The following criteria were included when trimming the data set:
- Participants who did not complete pre- and post-measurement of the QIDS questionnaire were excluded;
- Participants with a total baseline score of less than 6 on the QIDS-SR, indicating normal / no depressive symptoms (Rush et al., 2003) were excluded;
- Between the pre- and post-measurement on the QIDS-SR there was a minimum of 14 and a maximum of 140 days. If the difference in time between the total scores is less than 2 and longer than 20 weeks, data from this participant was excluded.

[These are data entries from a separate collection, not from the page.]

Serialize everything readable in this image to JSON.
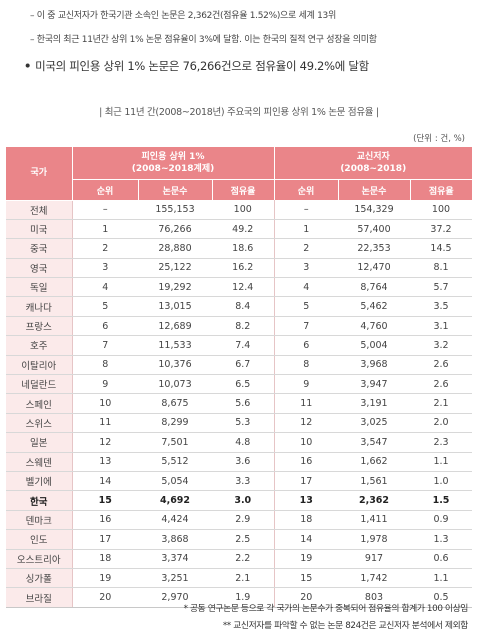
{
  "bullets": {
    "line1": "– 이 중 교신저자가 한국기관 소속인 논문은 2,362건(점유율 1.52%)으로 세계 13위",
    "line2": "– 한국의 최근 11년간 상위 1% 논문 점유율이 3%에 달함. 이는 한국의 질적 연구 성장을 의미함",
    "main_dot": "•",
    "main": "미국의 피인용 상위 1% 논문은 76,266건으로 점유율이 49.2%에 달함"
  },
  "caption": "| 최근 11년 간(2008~2018년) 주요국의 피인용 상위 1% 논문 점유율 |",
  "unit": "(단위 : 건, %)",
  "table": {
    "header": {
      "country": "국가",
      "group1": "피인용 상위 1%",
      "group1_sub": "(2008~2018계제)",
      "group2": "교신저자",
      "group2_sub": "(2008~2018)",
      "rank": "순위",
      "count": "논문수",
      "share": "점유율"
    },
    "rows": [
      [
        "전체",
        "–",
        "155,153",
        "100",
        "–",
        "154,329",
        "100"
      ],
      [
        "미국",
        "1",
        "76,266",
        "49.2",
        "1",
        "57,400",
        "37.2"
      ],
      [
        "중국",
        "2",
        "28,880",
        "18.6",
        "2",
        "22,353",
        "14.5"
      ],
      [
        "영국",
        "3",
        "25,122",
        "16.2",
        "3",
        "12,470",
        "8.1"
      ],
      [
        "독일",
        "4",
        "19,292",
        "12.4",
        "4",
        "8,764",
        "5.7"
      ],
      [
        "캐나다",
        "5",
        "13,015",
        "8.4",
        "5",
        "5,462",
        "3.5"
      ],
      [
        "프랑스",
        "6",
        "12,689",
        "8.2",
        "7",
        "4,760",
        "3.1"
      ],
      [
        "호주",
        "7",
        "11,533",
        "7.4",
        "6",
        "5,004",
        "3.2"
      ],
      [
        "이탈리아",
        "8",
        "10,376",
        "6.7",
        "8",
        "3,968",
        "2.6"
      ],
      [
        "네덜란드",
        "9",
        "10,073",
        "6.5",
        "9",
        "3,947",
        "2.6"
      ],
      [
        "스페인",
        "10",
        "8,675",
        "5.6",
        "11",
        "3,191",
        "2.1"
      ],
      [
        "스위스",
        "11",
        "8,299",
        "5.3",
        "12",
        "3,025",
        "2.0"
      ],
      [
        "일본",
        "12",
        "7,501",
        "4.8",
        "10",
        "3,547",
        "2.3"
      ],
      [
        "스웨덴",
        "13",
        "5,512",
        "3.6",
        "16",
        "1,662",
        "1.1"
      ],
      [
        "벨기에",
        "14",
        "5,054",
        "3.3",
        "17",
        "1,561",
        "1.0"
      ],
      [
        "한국",
        "15",
        "4,692",
        "3.0",
        "13",
        "2,362",
        "1.5"
      ],
      [
        "덴마크",
        "16",
        "4,424",
        "2.9",
        "18",
        "1,411",
        "0.9"
      ],
      [
        "인도",
        "17",
        "3,868",
        "2.5",
        "14",
        "1,978",
        "1.3"
      ],
      [
        "오스트리아",
        "18",
        "3,374",
        "2.2",
        "19",
        "917",
        "0.6"
      ],
      [
        "싱가폴",
        "19",
        "3,251",
        "2.1",
        "15",
        "1,742",
        "1.1"
      ],
      [
        "브라질",
        "20",
        "2,970",
        "1.9",
        "20",
        "803",
        "0.5"
      ]
    ],
    "highlight_row": "한국"
  },
  "notes": {
    "note1": "* 공동 연구논문 등으로 각 국가의 논문수가 중복되어 점유율의 합계가 100 이상임",
    "note2": "** 교신저자를 파악할 수 없는 논문 824건은 교신저자 분석에서 제외함"
  },
  "colors": {
    "header_bg": "#ea8589",
    "country_col_bg": "#fbeaea"
  }
}
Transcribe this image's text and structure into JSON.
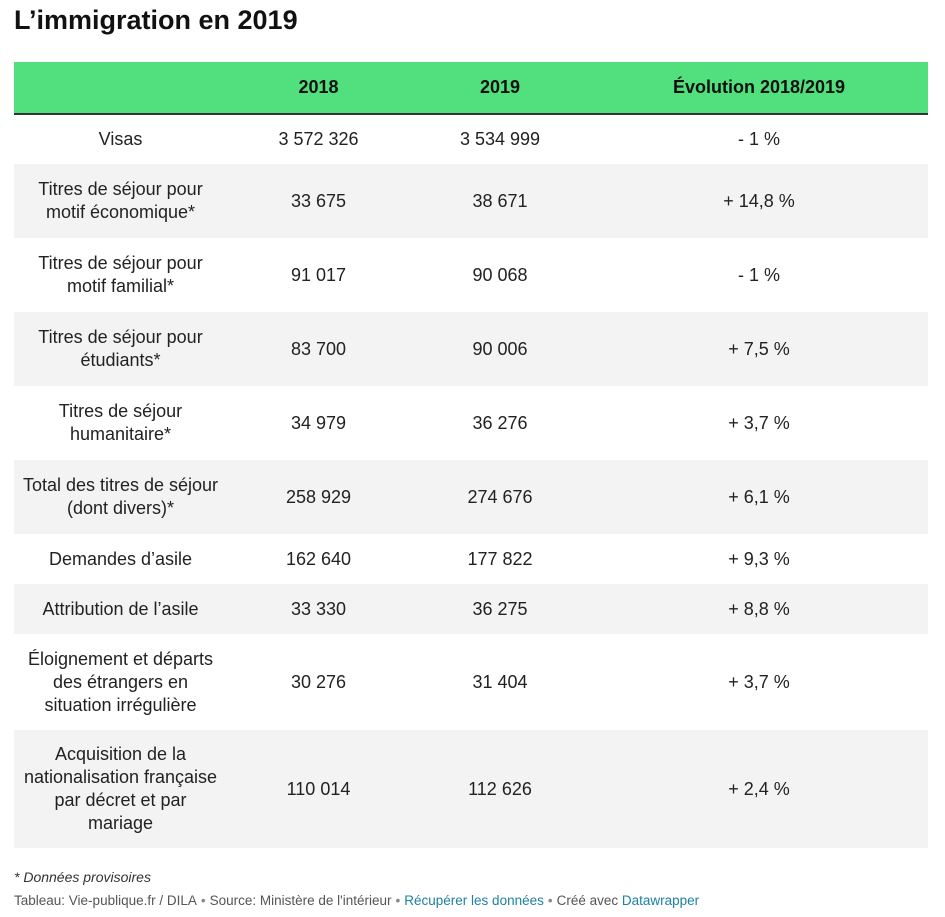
{
  "title": "L’immigration en 2019",
  "table": {
    "columns": [
      "",
      "2018",
      "2019",
      "Évolution 2018/2019"
    ],
    "rows": [
      {
        "label": "Visas",
        "v2018": "3 572 326",
        "v2019": "3 534 999",
        "evolution": "- 1 %"
      },
      {
        "label": "Titres de séjour pour motif économique*",
        "v2018": "33 675",
        "v2019": "38 671",
        "evolution": "+ 14,8 %"
      },
      {
        "label": "Titres de séjour pour motif familial*",
        "v2018": "91 017",
        "v2019": "90 068",
        "evolution": "- 1 %"
      },
      {
        "label": "Titres de séjour pour étudiants*",
        "v2018": "83 700",
        "v2019": "90 006",
        "evolution": "+ 7,5 %"
      },
      {
        "label": "Titres de séjour humanitaire*",
        "v2018": "34 979",
        "v2019": "36 276",
        "evolution": "+ 3,7 %"
      },
      {
        "label": "Total des titres de séjour (dont divers)*",
        "v2018": "258 929",
        "v2019": "274 676",
        "evolution": "+ 6,1 %"
      },
      {
        "label": "Demandes d’asile",
        "v2018": "162 640",
        "v2019": "177 822",
        "evolution": "+ 9,3 %"
      },
      {
        "label": "Attribution de l’asile",
        "v2018": "33 330",
        "v2019": "36 275",
        "evolution": "+ 8,8 %"
      },
      {
        "label": "Éloignement et départs des étrangers en situation irrégulière",
        "v2018": "30 276",
        "v2019": "31 404",
        "evolution": "+ 3,7 %"
      },
      {
        "label": "Acquisition de la nationalisation française par décret et par mariage",
        "v2018": "110 014",
        "v2019": "112 626",
        "evolution": "+ 2,4 %"
      }
    ]
  },
  "footnote": "* Données provisoires",
  "source": {
    "credit": "Tableau: Vie-publique.fr / DILA",
    "origin": "Source: Ministère de l'intérieur",
    "download_link": "Récupérer les données",
    "created_with": "Créé avec",
    "tool_link": "Datawrapper",
    "separator": "•"
  },
  "colors": {
    "header_bg": "#52e07e",
    "alt_row_bg": "#f3f3f3",
    "link": "#1d81a2"
  }
}
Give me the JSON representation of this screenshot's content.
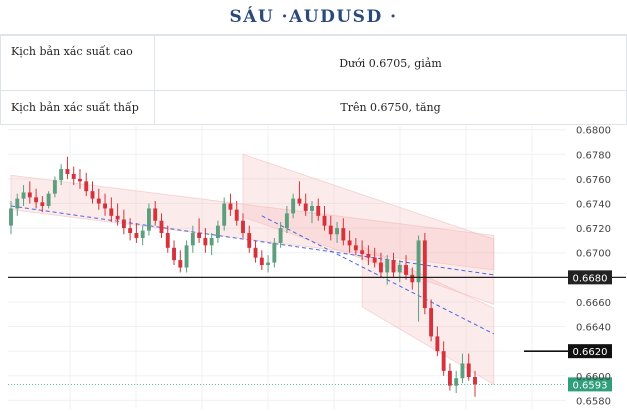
{
  "header": {
    "title": "SÁU ·AUDUSD ·"
  },
  "scenarios": [
    {
      "label": "Kịch bản xác suất cao",
      "value": "Dưới 0.6705, giảm"
    },
    {
      "label": "Kịch bản xác suất thấp",
      "value": "Trên 0.6750, tăng"
    }
  ],
  "chart_data": {
    "type": "candlestick",
    "symbol": "AUDUSD",
    "y_ticks": [
      "0.6800",
      "0.6780",
      "0.6760",
      "0.6740",
      "0.6720",
      "0.6700",
      "0.6680",
      "0.6660",
      "0.6640",
      "0.6620",
      "0.6600",
      "0.6580"
    ],
    "ylim": [
      0.6573,
      0.6803
    ],
    "grid": true,
    "candles": [
      [
        0.6722,
        0.6742,
        0.6715,
        0.6736
      ],
      [
        0.6736,
        0.6748,
        0.673,
        0.6744
      ],
      [
        0.6744,
        0.6755,
        0.6738,
        0.6749
      ],
      [
        0.6749,
        0.6758,
        0.674,
        0.6745
      ],
      [
        0.6745,
        0.6752,
        0.6736,
        0.6741
      ],
      [
        0.6741,
        0.6746,
        0.6733,
        0.6738
      ],
      [
        0.6738,
        0.675,
        0.6736,
        0.6748
      ],
      [
        0.6748,
        0.6762,
        0.6745,
        0.6759
      ],
      [
        0.6759,
        0.6772,
        0.6755,
        0.6768
      ],
      [
        0.6768,
        0.6778,
        0.676,
        0.6764
      ],
      [
        0.6764,
        0.677,
        0.6755,
        0.676
      ],
      [
        0.676,
        0.6768,
        0.6752,
        0.6758
      ],
      [
        0.6758,
        0.6765,
        0.6746,
        0.675
      ],
      [
        0.675,
        0.6758,
        0.674,
        0.6744
      ],
      [
        0.6744,
        0.6752,
        0.6735,
        0.674
      ],
      [
        0.674,
        0.6748,
        0.673,
        0.6736
      ],
      [
        0.6736,
        0.6745,
        0.6725,
        0.673
      ],
      [
        0.673,
        0.674,
        0.6722,
        0.6727
      ],
      [
        0.6727,
        0.6735,
        0.6715,
        0.672
      ],
      [
        0.672,
        0.6728,
        0.671,
        0.6716
      ],
      [
        0.6716,
        0.6724,
        0.6708,
        0.6712
      ],
      [
        0.6712,
        0.6722,
        0.6706,
        0.6718
      ],
      [
        0.6718,
        0.674,
        0.6714,
        0.6736
      ],
      [
        0.6736,
        0.6742,
        0.6722,
        0.6726
      ],
      [
        0.6726,
        0.6732,
        0.6712,
        0.6716
      ],
      [
        0.6716,
        0.6722,
        0.67,
        0.6704
      ],
      [
        0.6704,
        0.671,
        0.669,
        0.6694
      ],
      [
        0.6694,
        0.6702,
        0.6684,
        0.6688
      ],
      [
        0.6688,
        0.671,
        0.6684,
        0.6706
      ],
      [
        0.6706,
        0.6722,
        0.67,
        0.6716
      ],
      [
        0.6716,
        0.6728,
        0.6708,
        0.6712
      ],
      [
        0.6712,
        0.672,
        0.67,
        0.6706
      ],
      [
        0.6706,
        0.6716,
        0.6698,
        0.6712
      ],
      [
        0.6712,
        0.6726,
        0.6708,
        0.6722
      ],
      [
        0.6722,
        0.6745,
        0.6718,
        0.674
      ],
      [
        0.674,
        0.6748,
        0.673,
        0.6735
      ],
      [
        0.6735,
        0.6742,
        0.6722,
        0.6726
      ],
      [
        0.6726,
        0.6732,
        0.6712,
        0.6716
      ],
      [
        0.6716,
        0.6722,
        0.67,
        0.6704
      ],
      [
        0.6704,
        0.671,
        0.6692,
        0.6696
      ],
      [
        0.6696,
        0.6702,
        0.6686,
        0.669
      ],
      [
        0.669,
        0.6698,
        0.6684,
        0.6692
      ],
      [
        0.6692,
        0.6712,
        0.6688,
        0.6708
      ],
      [
        0.6708,
        0.6725,
        0.6704,
        0.672
      ],
      [
        0.672,
        0.6738,
        0.6716,
        0.6732
      ],
      [
        0.6732,
        0.6748,
        0.6728,
        0.6744
      ],
      [
        0.6744,
        0.6758,
        0.6738,
        0.674
      ],
      [
        0.674,
        0.6748,
        0.673,
        0.6734
      ],
      [
        0.6734,
        0.6742,
        0.6724,
        0.6738
      ],
      [
        0.6738,
        0.6744,
        0.6726,
        0.673
      ],
      [
        0.673,
        0.6738,
        0.6718,
        0.6722
      ],
      [
        0.6722,
        0.673,
        0.671,
        0.6715
      ],
      [
        0.6715,
        0.6725,
        0.6708,
        0.672
      ],
      [
        0.672,
        0.6728,
        0.6706,
        0.671
      ],
      [
        0.671,
        0.6718,
        0.67,
        0.6706
      ],
      [
        0.6706,
        0.6712,
        0.6698,
        0.6702
      ],
      [
        0.6702,
        0.671,
        0.6694,
        0.6699
      ],
      [
        0.6699,
        0.6706,
        0.669,
        0.6696
      ],
      [
        0.6696,
        0.6704,
        0.6688,
        0.6692
      ],
      [
        0.6692,
        0.67,
        0.668,
        0.6684
      ],
      [
        0.6684,
        0.6698,
        0.6674,
        0.6694
      ],
      [
        0.6694,
        0.67,
        0.668,
        0.6684
      ],
      [
        0.6684,
        0.6694,
        0.6676,
        0.669
      ],
      [
        0.669,
        0.6698,
        0.6678,
        0.6682
      ],
      [
        0.6682,
        0.6688,
        0.667,
        0.6676
      ],
      [
        0.6676,
        0.6714,
        0.6644,
        0.671
      ],
      [
        0.671,
        0.6716,
        0.665,
        0.6655
      ],
      [
        0.6655,
        0.6662,
        0.6628,
        0.6632
      ],
      [
        0.6632,
        0.664,
        0.6616,
        0.662
      ],
      [
        0.662,
        0.6628,
        0.66,
        0.6604
      ],
      [
        0.6604,
        0.661,
        0.6588,
        0.6592
      ],
      [
        0.6592,
        0.6604,
        0.6586,
        0.6598
      ],
      [
        0.6598,
        0.6618,
        0.6594,
        0.661
      ],
      [
        0.661,
        0.6618,
        0.6596,
        0.6599
      ],
      [
        0.6599,
        0.6604,
        0.6583,
        0.6593
      ]
    ],
    "horizontal_lines": [
      {
        "value": 0.668,
        "label": "0.6680",
        "color": "#222222"
      },
      {
        "value": 0.662,
        "label": "0.6620",
        "color": "#111111"
      }
    ],
    "last_price": {
      "value": 0.6593,
      "label": "0.6593",
      "color": "#2f9e7a"
    },
    "channels": [
      {
        "upper": [
          [
            0,
            0.6763
          ],
          [
            77,
            0.6714
          ]
        ],
        "lower": [
          [
            0,
            0.6735
          ],
          [
            77,
            0.6686
          ]
        ],
        "color": "#f4b8b8"
      },
      {
        "upper": [
          [
            37,
            0.678
          ],
          [
            77,
            0.6711
          ]
        ],
        "lower": [
          [
            37,
            0.6729
          ],
          [
            77,
            0.6658
          ]
        ],
        "color": "#f4b8b8"
      },
      {
        "upper": [
          [
            56,
            0.6705
          ],
          [
            77,
            0.6655
          ]
        ],
        "lower": [
          [
            56,
            0.6656
          ],
          [
            77,
            0.6593
          ]
        ],
        "color": "#f4b8b8"
      }
    ],
    "trendlines": [
      {
        "points": [
          [
            0,
            0.6738
          ],
          [
            77,
            0.6682
          ]
        ],
        "color": "#4a67e0",
        "style": "dashed"
      },
      {
        "points": [
          [
            40,
            0.673
          ],
          [
            77,
            0.6634
          ]
        ],
        "color": "#4a67e0",
        "style": "dashed"
      }
    ],
    "colors": {
      "up": "#5c9e7e",
      "down": "#d5323c"
    }
  }
}
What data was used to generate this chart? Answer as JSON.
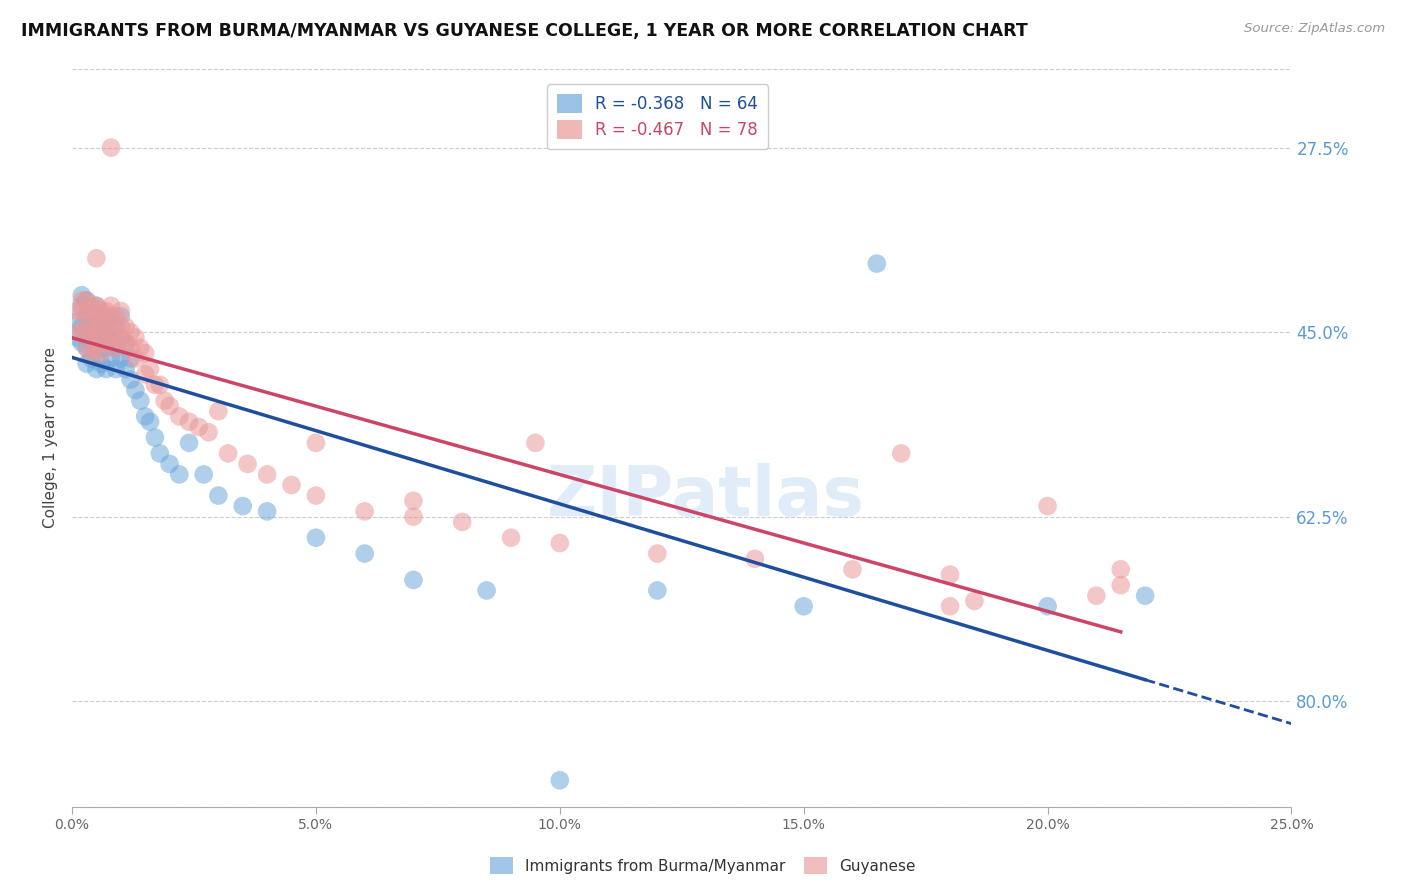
{
  "title": "IMMIGRANTS FROM BURMA/MYANMAR VS GUYANESE COLLEGE, 1 YEAR OR MORE CORRELATION CHART",
  "source": "Source: ZipAtlas.com",
  "ylabel": "College, 1 year or more",
  "y_labels_right": [
    "80.0%",
    "62.5%",
    "45.0%",
    "27.5%"
  ],
  "x_ticks_pct": [
    0.0,
    0.05,
    0.1,
    0.15,
    0.2,
    0.25
  ],
  "y_ticks_pct": [
    0.275,
    0.45,
    0.625,
    0.8
  ],
  "xlim": [
    0.0,
    0.25
  ],
  "ylim": [
    0.175,
    0.875
  ],
  "blue_R": -0.368,
  "blue_N": 64,
  "pink_R": -0.467,
  "pink_N": 78,
  "blue_color": "#6fa8dc",
  "pink_color": "#ea9999",
  "blue_line_color": "#1f4e9e",
  "pink_line_color": "#cc4466",
  "watermark": "ZIPatlas",
  "legend_label_blue": "Immigrants from Burma/Myanmar",
  "legend_label_pink": "Guyanese",
  "blue_scatter_x": [
    0.001,
    0.001,
    0.002,
    0.002,
    0.002,
    0.002,
    0.003,
    0.003,
    0.003,
    0.003,
    0.003,
    0.004,
    0.004,
    0.004,
    0.004,
    0.005,
    0.005,
    0.005,
    0.005,
    0.005,
    0.006,
    0.006,
    0.006,
    0.006,
    0.007,
    0.007,
    0.007,
    0.007,
    0.008,
    0.008,
    0.008,
    0.009,
    0.009,
    0.009,
    0.01,
    0.01,
    0.01,
    0.011,
    0.011,
    0.012,
    0.012,
    0.013,
    0.014,
    0.015,
    0.016,
    0.017,
    0.018,
    0.02,
    0.022,
    0.024,
    0.027,
    0.03,
    0.035,
    0.04,
    0.05,
    0.06,
    0.07,
    0.085,
    0.1,
    0.12,
    0.15,
    0.165,
    0.2,
    0.22
  ],
  "blue_scatter_y": [
    0.635,
    0.62,
    0.66,
    0.65,
    0.63,
    0.615,
    0.64,
    0.655,
    0.625,
    0.61,
    0.595,
    0.645,
    0.63,
    0.615,
    0.6,
    0.65,
    0.635,
    0.625,
    0.61,
    0.59,
    0.64,
    0.625,
    0.61,
    0.595,
    0.635,
    0.625,
    0.61,
    0.59,
    0.64,
    0.62,
    0.6,
    0.63,
    0.61,
    0.59,
    0.64,
    0.62,
    0.6,
    0.615,
    0.59,
    0.6,
    0.58,
    0.57,
    0.56,
    0.545,
    0.54,
    0.525,
    0.51,
    0.5,
    0.49,
    0.52,
    0.49,
    0.47,
    0.46,
    0.455,
    0.43,
    0.415,
    0.39,
    0.38,
    0.2,
    0.38,
    0.365,
    0.69,
    0.365,
    0.375
  ],
  "pink_scatter_x": [
    0.001,
    0.001,
    0.002,
    0.002,
    0.002,
    0.003,
    0.003,
    0.003,
    0.003,
    0.004,
    0.004,
    0.004,
    0.004,
    0.005,
    0.005,
    0.005,
    0.005,
    0.006,
    0.006,
    0.006,
    0.006,
    0.007,
    0.007,
    0.007,
    0.008,
    0.008,
    0.008,
    0.009,
    0.009,
    0.009,
    0.01,
    0.01,
    0.01,
    0.011,
    0.011,
    0.012,
    0.012,
    0.013,
    0.013,
    0.014,
    0.015,
    0.015,
    0.016,
    0.017,
    0.018,
    0.019,
    0.02,
    0.022,
    0.024,
    0.026,
    0.028,
    0.032,
    0.036,
    0.04,
    0.045,
    0.05,
    0.06,
    0.07,
    0.08,
    0.09,
    0.1,
    0.12,
    0.14,
    0.16,
    0.18,
    0.2,
    0.215,
    0.215,
    0.21,
    0.185,
    0.18,
    0.17,
    0.05,
    0.07,
    0.095,
    0.03,
    0.008,
    0.005
  ],
  "pink_scatter_y": [
    0.645,
    0.625,
    0.655,
    0.645,
    0.625,
    0.655,
    0.64,
    0.625,
    0.61,
    0.65,
    0.635,
    0.62,
    0.605,
    0.65,
    0.64,
    0.625,
    0.61,
    0.645,
    0.635,
    0.62,
    0.605,
    0.645,
    0.63,
    0.615,
    0.65,
    0.635,
    0.62,
    0.64,
    0.625,
    0.61,
    0.645,
    0.63,
    0.615,
    0.63,
    0.615,
    0.625,
    0.61,
    0.62,
    0.6,
    0.61,
    0.605,
    0.585,
    0.59,
    0.575,
    0.575,
    0.56,
    0.555,
    0.545,
    0.54,
    0.535,
    0.53,
    0.51,
    0.5,
    0.49,
    0.48,
    0.47,
    0.455,
    0.45,
    0.445,
    0.43,
    0.425,
    0.415,
    0.41,
    0.4,
    0.395,
    0.46,
    0.4,
    0.385,
    0.375,
    0.37,
    0.365,
    0.51,
    0.52,
    0.465,
    0.52,
    0.55,
    0.8,
    0.695
  ]
}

Linear mixed-model (LMM) repeated measures analysis was performed to compare the primary scores (the total scores on the QIDS-SR) over time at t (1) and t (2).
Results
The final sample consisted of 220 participants (134 women and 86 men) with an average age of 39 years (SD 13.62). Across the total group, the severity of depressive complaints decreased significantly over time between the pre- and post-measurement (F (1, 219) = 170.52, p <.001). This decline translates to a decrease in the severity of depression symptoms from moderate to mild. We found no evidence for a predictive value on the effect for the following determinants: sex, age, days between both measurements, adherence to the online program, the number of logins, the amount of homework made between both measurements, and depression severity.
Conclusion
This study shows that participants who enroll in the Therapieland depression CBT program as part of a blended treatment show a clear downward trend on depressive symptoms. It suggests that this trend holds for both women and men, for different ages, and for patients with varying degrees of depression severity. These results would suggest a positive implication for this type of treatment, as this would mean that the treatment would be effective for a broad range of patients suffering from depression.